32 MODELING THE ADDED PREDICTIVE VALUE OF A NOVEL CARDIOVASCULAR RISK MARKER WITH A SIMPLE MARKOV MODEL

Wednesday, October 17, 2012
The Atrium (Hyatt Regency)
Poster Board # 32
INFORMS (INF), Health Services, and Policy Research (HSP)
Candidate for the Lee B. Lusted Student Prize Competition

Bart S. Ferket, MD1, Bob J.H. van Kempen, MSc1, Ewout W. Steyerberg, PhD2, Oscar H. Franco, MD, PhD, FESC, MFPH3, Wendy Max, PhD4, Kirsten E. Fleischmann, MD, MPH5 and M.G. Myriam Hunink, MD, PhD6, (1)Erasmus MC, Rotterdam, Netherlands, (2)Department of Public Health, AE 236, Rotterdam, Netherlands, (3)Erasmus MC, University Medical Center Rotterdam, Rotterdam, Netherlands, (4)University of California, San Francisco, San Francisco, CA, (5)UCSF Medical Center, San Francisco, CA, (6)Erasmus University Medical Center, Rotterdam, Netherlands

Purpose:    To evaluate the added value of a novel cardiovascular risk marker beyond traditional Framingham risk functions in the absence of longitudinal data by combining cross-sectional data and meta-analysis in a Markov model.  

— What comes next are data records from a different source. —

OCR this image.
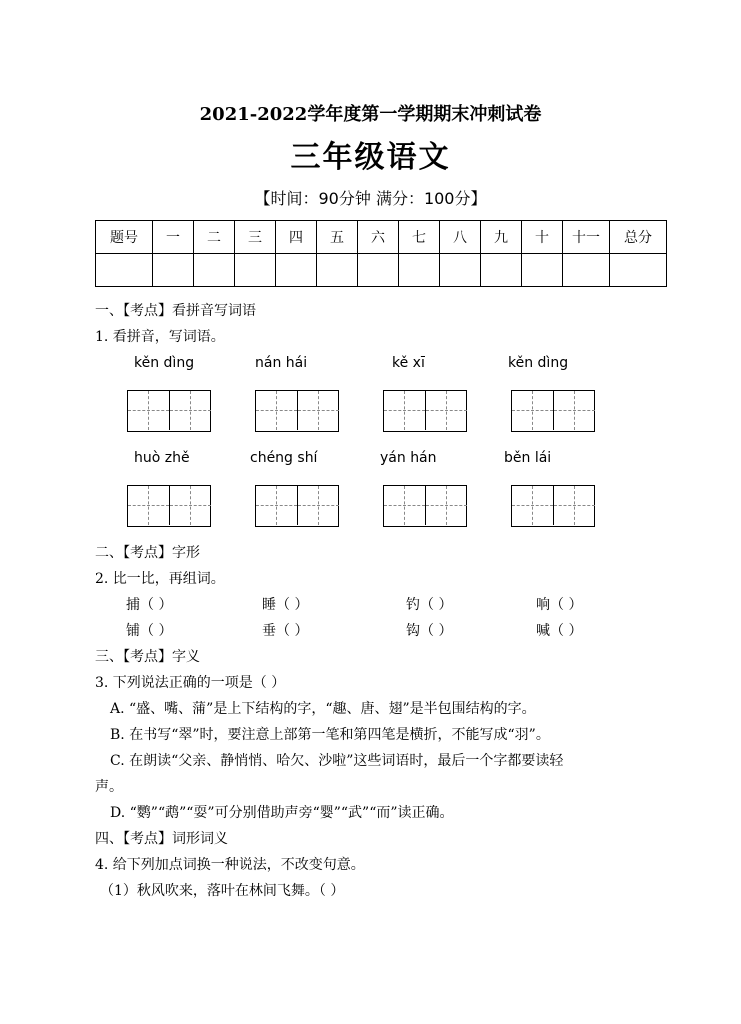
2021-2022学年度第一学期期末冲刺试卷
三年级语文
【时间：90分钟 满分：100分】
题号	一	二	三	四	五	六	七	八	九	十	十一	总分

一、【考点】看拼音写词语
1. 看拼音，写词语。
kěn dìng	nán hái	kě xī	kěn dìng
huò zhě	chéng shí	yán hán	běn lái
二、【考点】字形
2. 比一比，再组词。
捕（ ）	睡（ ）	钓（ ）	响（ ）
铺（ ）	垂（ ）	钩（ ）	喊（ ）
三、【考点】字义
3. 下列说法正确的一项是（ ）
A. “盛、嘴、蒲”是上下结构的字，“趣、唐、翅”是半包围结构的字。
B. 在书写“翠”时，要注意上部第一笔和第四笔是横折，不能写成“羽”。
C. 在朗读“父亲、静悄悄、哈欠、沙啦”这些词语时，最后一个字都要读轻
声。
D. “鹦”“鹉”“耍”可分别借助声旁“婴”“武”“而”读正确。
四、【考点】词形词义
4. 给下列加点词换一种说法，不改变句意。
（1）秋风吹来，落叶在林间飞舞。（ ）
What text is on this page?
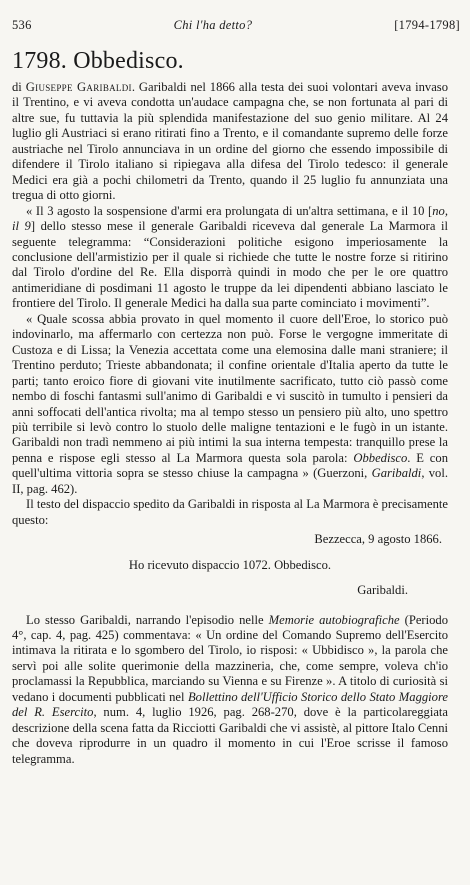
536	Chi l'ha detto?	[1794-1798]
1798. Obbedisco.

di Giuseppe Garibaldi. Garibaldi nel 1866 alla testa dei suoi volontari aveva invaso il Trentino, e vi aveva condotta un'audace campagna che, se non fortunata al pari di altre sue, fu tuttavia la più splendida manifestazione del suo genio militare. Al 24 luglio gli Austriaci si erano ritirati fino a Trento, e il comandante supremo delle forze austriache nel Tirolo annunciava in un ordine del giorno che essendo impossibile di difendere il Tirolo italiano si ripiegava alla difesa del Tirolo tedesco: il generale Medici era già a pochi chilometri da Trento, quando il 25 luglio fu annunziata una tregua di otto giorni.

« Il 3 agosto la sospensione d'armi era prolungata di un'altra settimana, e il 10 [no, il 9] dello stesso mese il generale Garibaldi riceveva dal generale La Marmora il seguente telegramma: “Considerazioni politiche esigono imperiosamente la conclusione dell'armistizio per il quale si richiede che tutte le nostre forze si ritirino dal Tirolo d'ordine del Re. Ella disporrà quindi in modo che per le ore quattro antimeridiane di posdimani 11 agosto le truppe da lei dipendenti abbiano lasciato le frontiere del Tirolo. Il generale Medici ha dalla sua parte cominciato i movimenti”.

« Quale scossa abbia provato in quel momento il cuore dell'Eroe, lo storico può indovinarlo, ma affermarlo con certezza non può. Forse le vergogne immeritate di Custoza e di Lissa; la Venezia accettata come una elemosina dalle mani straniere; il Trentino perduto; Trieste abbandonata; il confine orientale d'Italia aperto da tutte le parti; tanto eroico fiore di giovani vite inutilmente sacrificato, tutto ciò passò come nembo di foschi fantasmi sull'animo di Garibaldi e vi suscitò in tumulto i pensieri da anni soffocati dell'antica rivolta; ma al tempo stesso un pensiero più alto, uno spettro più terribile si levò contro lo stuolo delle maligne tentazioni e le fugò in un istante. Garibaldi non tradì nemmeno ai più intimi la sua interna tempesta: tranquillo prese la penna e rispose egli stesso al La Marmora questa sola parola: Obbedisco. E con quell'ultima vittoria sopra se stesso chiuse la campagna » (Guerzoni, Garibaldi, vol. II, pag. 462).

Il testo del dispaccio spedito da Garibaldi in risposta al La Marmora è precisamente questo:

Bezzecca, 9 agosto 1866.
Ho ricevuto dispaccio 1072. Obbedisco.
Garibaldi.

Lo stesso Garibaldi, narrando l'episodio nelle Memorie autobiografiche (Periodo 4°, cap. 4, pag. 425) commentava: « Un ordine del Comando Supremo dell'Esercito intimava la ritirata e lo sgombero del Tirolo, io risposi: « Ubbidisco », la parola che servì poi alle solite querimonie della mazzineria, che, come sempre, voleva ch'io proclamassi la Repubblica, marciando su Vienna e su Firenze ». A titolo di curiosità si vedano i documenti pubblicati nel Bollettino dell'Ufficio Storico dello Stato Maggiore del R. Esercito, num. 4, luglio 1926, pag. 268-270, dove è la particolareggiata descrizione della scena fatta da Ricciotti Garibaldi che vi assistè, al pittore Italo Cenni che doveva riprodurre in un quadro il momento in cui l'Eroe scrisse il famoso telegramma.
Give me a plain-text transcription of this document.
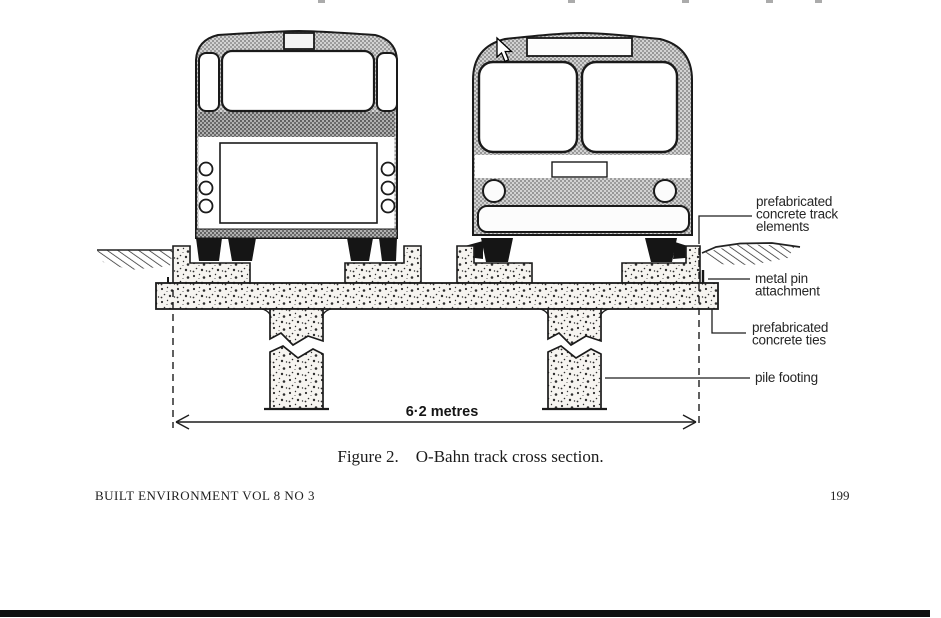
6·2 metres
prefabricated concrete track elements
metal pin attachment
prefabricated concrete ties
pile footing
Figure 2. O-Bahn track cross section.
BUILT ENVIRONMENT VOL 8 NO 3	199
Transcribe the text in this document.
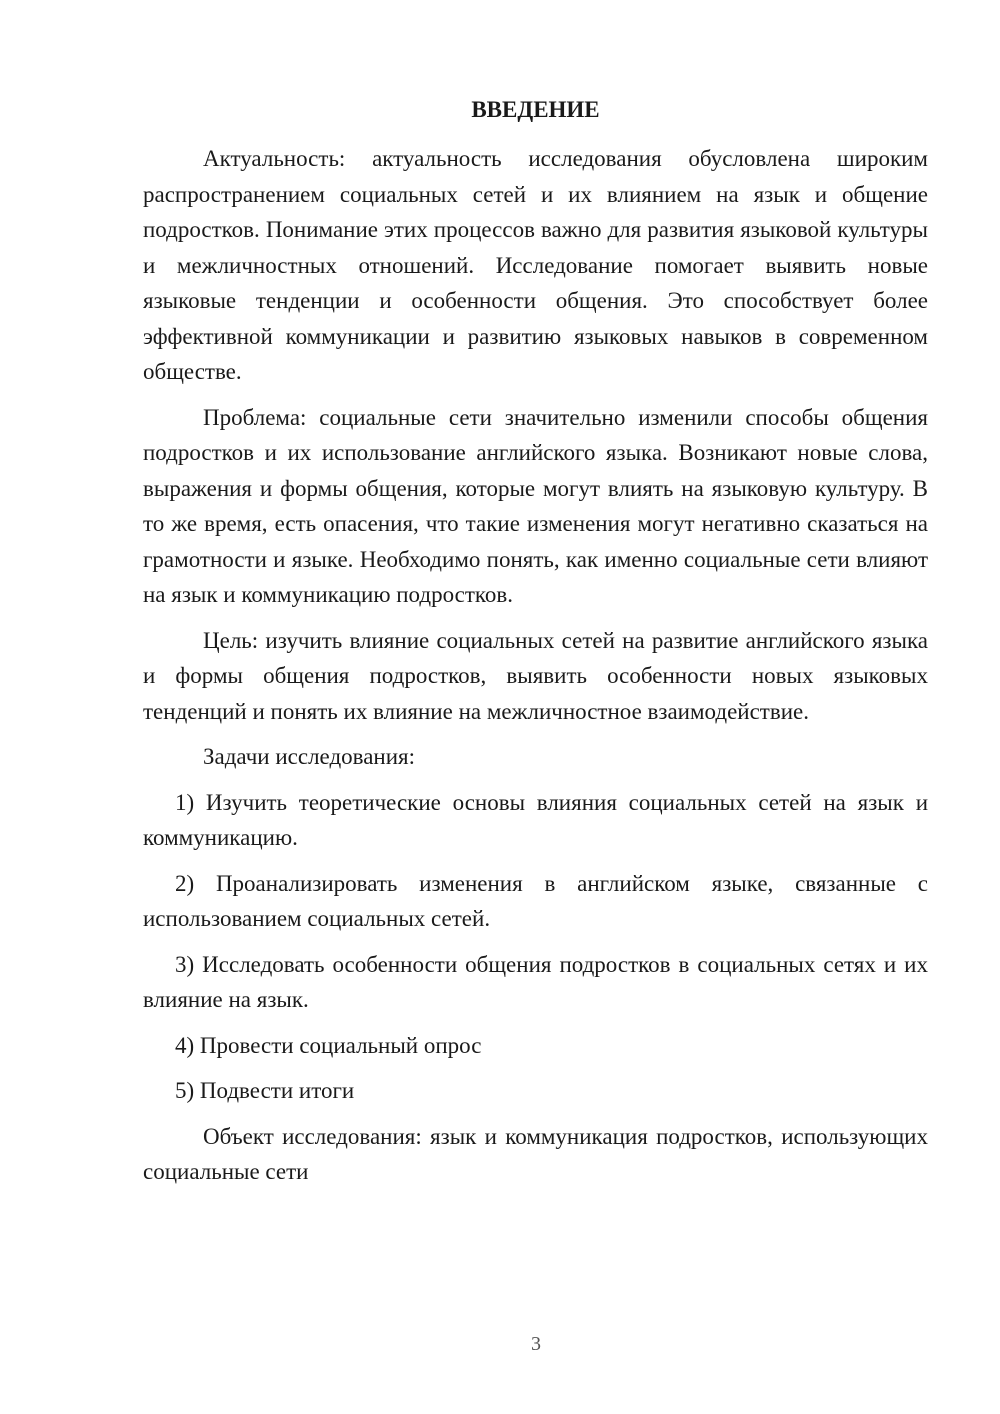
ВВЕДЕНИЕ

Актуальность: актуальность исследования обусловлена широким распространением социальных сетей и их влиянием на язык и общение подростков. Понимание этих процессов важно для развития языковой культуры и межличностных отношений. Исследование помогает выявить новые языковые тенденции и особенности общения. Это способствует более эффективной коммуникации и развитию языковых навыков в современном обществе.

Проблема: социальные сети значительно изменили способы общения подростков и их использование английского языка. Возникают новые слова, выражения и формы общения, которые могут влиять на языковую культуру. В то же время, есть опасения, что такие изменения могут негативно сказаться на грамотности и языке. Необходимо понять, как именно социальные сети влияют на язык и коммуникацию подростков.

Цель: изучить влияние социальных сетей на развитие английского языка и формы общения подростков, выявить особенности новых языковых тенденций и понять их влияние на межличностное взаимодействие.

Задачи исследования:

1) Изучить теоретические основы влияния социальных сетей на язык и коммуникацию.

2) Проанализировать изменения в английском языке, связанные с использованием социальных сетей.

3) Исследовать особенности общения подростков в социальных сетях и их влияние на язык.

4) Провести социальный опрос

5) Подвести итоги

Объект исследования: язык и коммуникация подростков, использующих социальные сети

3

Method:    A Monte Carlo-Markov model was developed consisting of three health states: 1) alive and disease-free, 2) post-coronary heart disease (CHD) or stroke, and 3) death. Transition probabilities were calculated with the Framingham 30-year cardiovascular risk function, based on the traditional Framingham risk factors and took into account competing non-cardiovascular death risk. The Framingham risk function was updated with the CT coronary calcium score (CTCS) and three other novel risk markers using meta-analyses of the novel risk markers' independent hazard ratios and cross-sectional risk marker values of 3,736 asymptomatic National Health and Nutrition Examination Survey (NHANES) subjects. Events simulated with the Monte-Carlo Markov model with all 4 novel risk markers were used as a proxy for observed event rates.      For each NHANES subject, we calculated 10-year CHD risks using the Framingham risk function with and without CTCS. The original and updated predictions were used to classify and reclassify subjects into: <10% (low), 10-20% (intermediate) or ≥20% (high) risk categories. We subsequently simulated the 10- and 30-year CHD-free survival. We constructed reclassification tables and calculated the net reclassification improvement (NRI) and Harrell's C-statistic using simulated time-to-event data. To take into account parameter uncertainty, hazard ratios of novel risk markers were randomly sampled from lognormal distributions.  

Results:    Of the 3,736 subjects (median age 53 years ICR 46 - 63, 48% male), 2,999 (80%) were at low, 525 (14%) at intermediate, and 212 (6%) at high CHD risk. Reclassification occurred most often in those at intermediate CHD risk: 205 (39%) moved to the low and 143 (27%) moved to the high CHD risk category with the updated risk function (Table). In these subjects, the simulated 10 (and 30)-year CHD risk was 5.6% (24.4%) and 30.8% (66.8%), respectively. The NRI was 0.20 (95%CI -0.07 - 0.42) and the C-statistic increased from 0.84 (95%CI 0.81-0.86) to 0.87 (95%CI 0.82-0.89) by adding CTCS to the Framingham risk function.  

Conclusion:    In absence of longitudinal data, the added predictive value of a novel risk marker can be evaluated using a Monte Carlo-Markov model combining cross-sectional data and meta-analysis.